Leve nuvem de tristeza anoiteceu-lhe o rosto macerado.

”Aposentou-se? – Atalhei.

”Canté! Começou, aqui na Póvoa, a febre da construção. Era um Deus nos acuda. Meti-me no negócio. Coisa pequena… Mas as pernas pesavam-me… Ficaram uns cepos! e então, a mulher, coitadinha, estava chupadinha de tanto trabalhar…”

– “Reformou-se?” – Interroguei, aguardando a continuação da história, que começara a interessar-me.

– “Sim. Construí uma mansão, que se vê. Tem quatro quartos, com banheiro, completo. Um para cada filho… Mal sabia eu, que transcorridos meses, partiam cada um para seu lado. Até a princesazinha se foi!… para a terra do marido! Fiquei eu e a velha… Sempre na esperança que nos venham visitar…”

– “Certamente, que sim…” – interrompi, a medo.

– ”Canté!
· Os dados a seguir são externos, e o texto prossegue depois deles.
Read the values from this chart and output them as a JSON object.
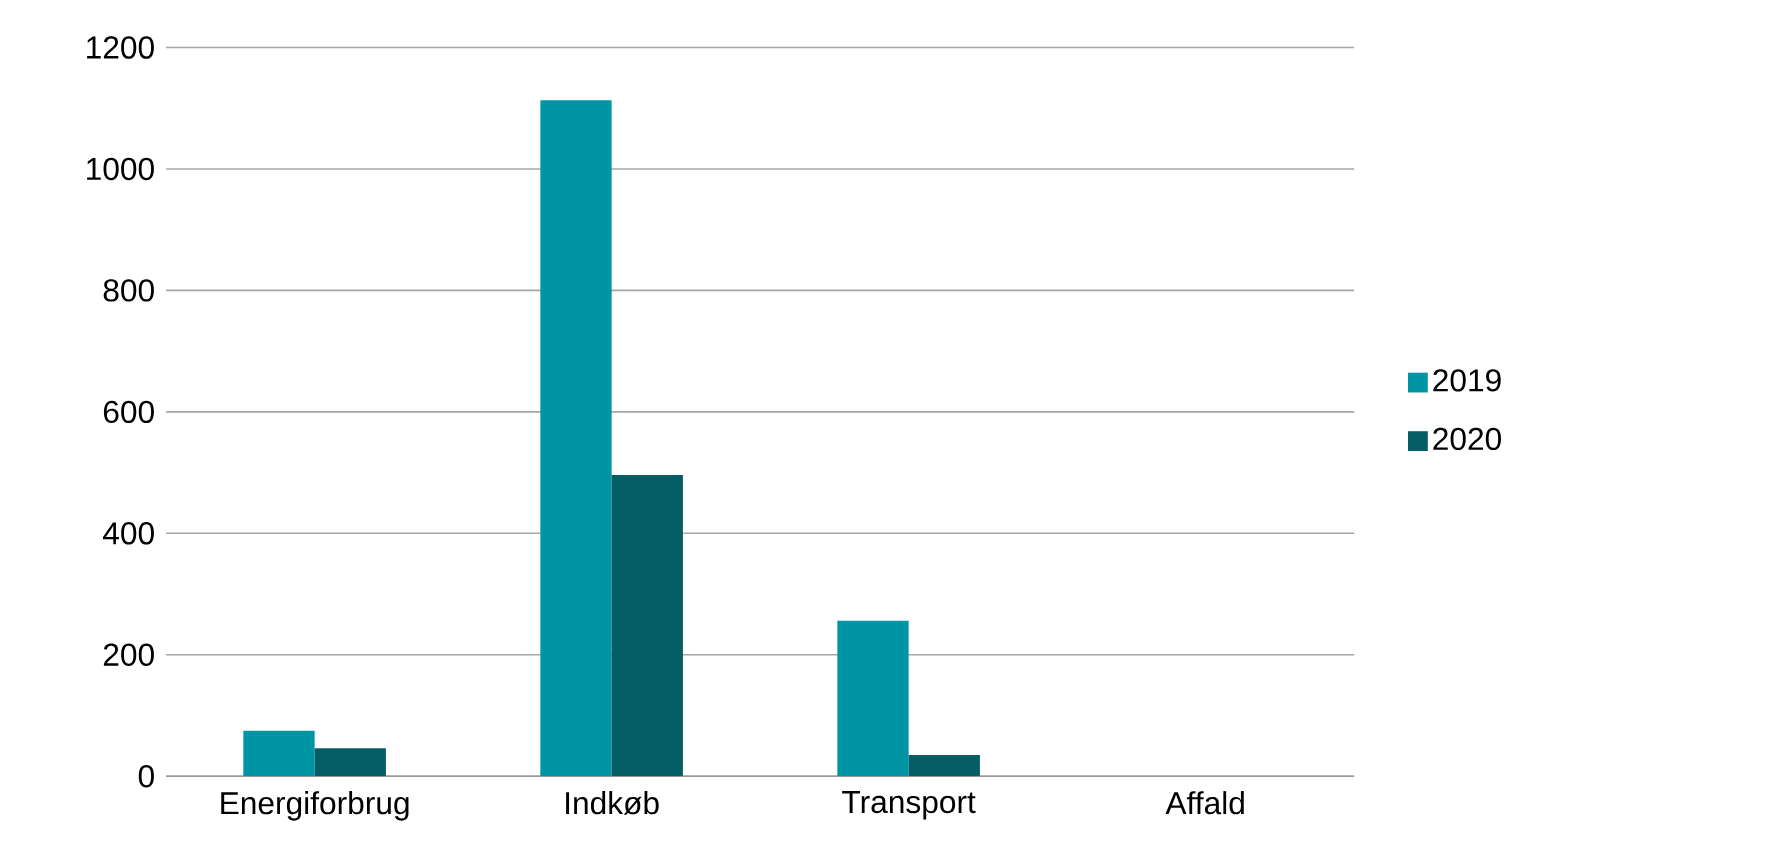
{
  "chart_data": {
    "type": "bar",
    "categories": [
      "Energiforbrug",
      "Indkøb",
      "Transport",
      "Affald"
    ],
    "series": [
      {
        "name": "2019",
        "color": "#0095a5",
        "values": [
          75,
          1113,
          256,
          0
        ]
      },
      {
        "name": "2020",
        "color": "#055d66",
        "values": [
          46,
          496,
          35,
          0
        ]
      }
    ],
    "ylim": [
      0,
      1200
    ],
    "yticks": [
      0,
      200,
      400,
      600,
      800,
      1000,
      1200
    ],
    "grid": "y",
    "legend": "right"
  }
}
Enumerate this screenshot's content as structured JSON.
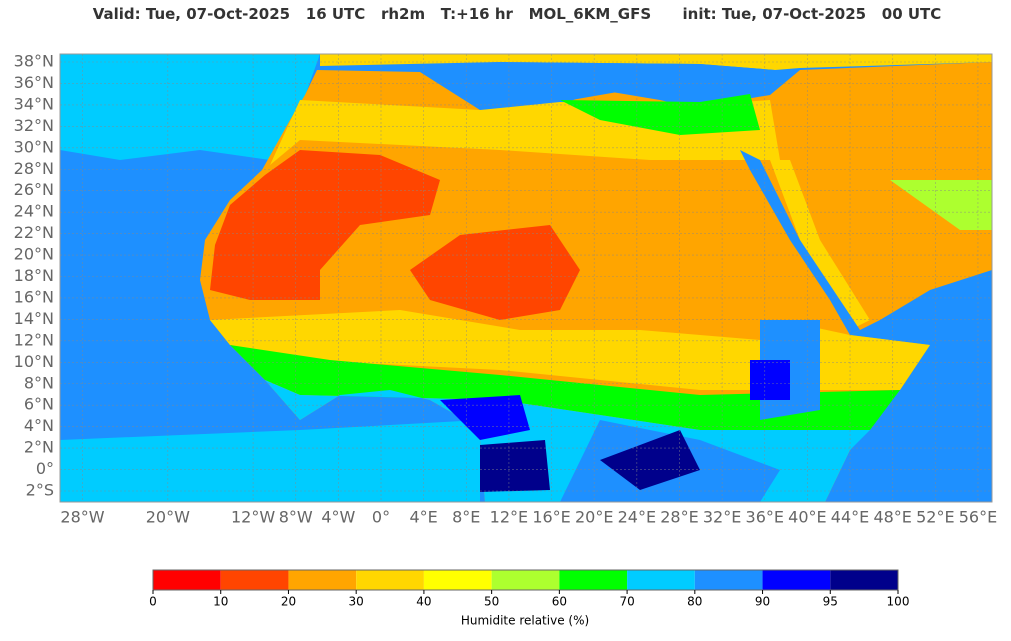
{
  "header": {
    "title": "Valid: Tue, 07-Oct-2025   16 UTC   rh2m   T:+16 hr   MOL_6KM_GFS      init: Tue, 07-Oct-2025   00 UTC"
  },
  "map": {
    "lat_ticks": [
      {
        "value": 38,
        "label": "38°N"
      },
      {
        "value": 36,
        "label": "36°N"
      },
      {
        "value": 34,
        "label": "34°N"
      },
      {
        "value": 32,
        "label": "32°N"
      },
      {
        "value": 30,
        "label": "30°N"
      },
      {
        "value": 28,
        "label": "28°N"
      },
      {
        "value": 26,
        "label": "26°N"
      },
      {
        "value": 24,
        "label": "24°N"
      },
      {
        "value": 22,
        "label": "22°N"
      },
      {
        "value": 20,
        "label": "20°N"
      },
      {
        "value": 18,
        "label": "18°N"
      },
      {
        "value": 16,
        "label": "16°N"
      },
      {
        "value": 14,
        "label": "14°N"
      },
      {
        "value": 12,
        "label": "12°N"
      },
      {
        "value": 10,
        "label": "10°N"
      },
      {
        "value": 8,
        "label": "8°N"
      },
      {
        "value": 6,
        "label": "6°N"
      },
      {
        "value": 4,
        "label": "4°N"
      },
      {
        "value": 2,
        "label": "2°N"
      },
      {
        "value": 0,
        "label": "0°"
      },
      {
        "value": -2,
        "label": "2°S"
      }
    ],
    "lon_ticks": [
      {
        "value": -28,
        "label": "28°W"
      },
      {
        "value": -20,
        "label": "20°W"
      },
      {
        "value": -12,
        "label": "12°W"
      },
      {
        "value": -8,
        "label": "8°W"
      },
      {
        "value": -4,
        "label": "4°W"
      },
      {
        "value": 0,
        "label": "0°"
      },
      {
        "value": 4,
        "label": "4°E"
      },
      {
        "value": 8,
        "label": "8°E"
      },
      {
        "value": 12,
        "label": "12°E"
      },
      {
        "value": 16,
        "label": "16°E"
      },
      {
        "value": 20,
        "label": "20°E"
      },
      {
        "value": 24,
        "label": "24°E"
      },
      {
        "value": 28,
        "label": "28°E"
      },
      {
        "value": 32,
        "label": "32°E"
      },
      {
        "value": 36,
        "label": "36°E"
      },
      {
        "value": 40,
        "label": "40°E"
      },
      {
        "value": 44,
        "label": "44°E"
      },
      {
        "value": 48,
        "label": "48°E"
      },
      {
        "value": 52,
        "label": "52°E"
      },
      {
        "value": 56,
        "label": "56°E"
      }
    ],
    "grid": true
  },
  "colorbar": {
    "ticks": [
      0,
      10,
      20,
      30,
      40,
      50,
      60,
      70,
      80,
      90,
      95,
      100
    ],
    "colors": [
      "#ff0000",
      "#ff4500",
      "#ffa500",
      "#ffd700",
      "#ffff00",
      "#adff2f",
      "#00ff00",
      "#00ccff",
      "#1e90ff",
      "#0000ff",
      "#00008b"
    ],
    "label": "Humidite relative (%)"
  }
}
Passam meses que nem telefonam!… Andam nas lidas… Dizem que é bom ter filhos. Com filhos ou sem filhos, o destino é sempre o mesmo: ficarmos sós. Trabalhei a vida toda. Para quê?! Diga: para quê?!…  A cada passo ouço: Fulano faleceu! Sicrano era tão bom rapaz mas lá se foi… Tinha tantos sonhos!… Mas tudo deu nisto, no que vê!…“.

Abriu os braços, em gesto de desanimo

Calou-se de repente, desalentado. E ficou, de olhos vazios, mirando as ondas azuis, lambendo, suavemente, a areia morena da praia. Procurando, quiçá, na imensidão do mar resposta para a desilusão.

E enquanto escutava o desabafo, recordava, meditando, a parábola do homem rico (Luc12:16,21): “O campo dum homem rico tinha dado abundantes frutos… e disse à sua alma: tens muitos bens em depósito, para largos anos: descansa, come, bebe e regala-te…”

E o Homem de Nazaré, concluiu: “Néscio! esta noite te virão demandar a tua alma; e as coisas que ajuntaste, para quem serão?”

Pergunto agora: Para quê tantas canseiras? Tantos sofrimentos? Tantos desejos e invejas? Tanta vaidade e orgulho? Tanta ambição desmedida?! Morre o homem, nada leva… Com tão pouco se pode ser feliz!

Chegava, abafado, com o murmúrio do mar azul, o ciciar confuso de vozes; e sobre tudo, flutuava a voz longínqua e arrastada, do vendedor da praia: “Chora, chora, que a mamã dá!…”

Asas brancas, de brancas gaivotas, executavam graciosos arabescos, sobre a areia, pejada de gente. Depois… num voo ascendente, perderam-se, diluídas na névoa dos céus de A-Ver-o-Mar…

Silêncio… Serenidade convidativa ao repouso e à meditação.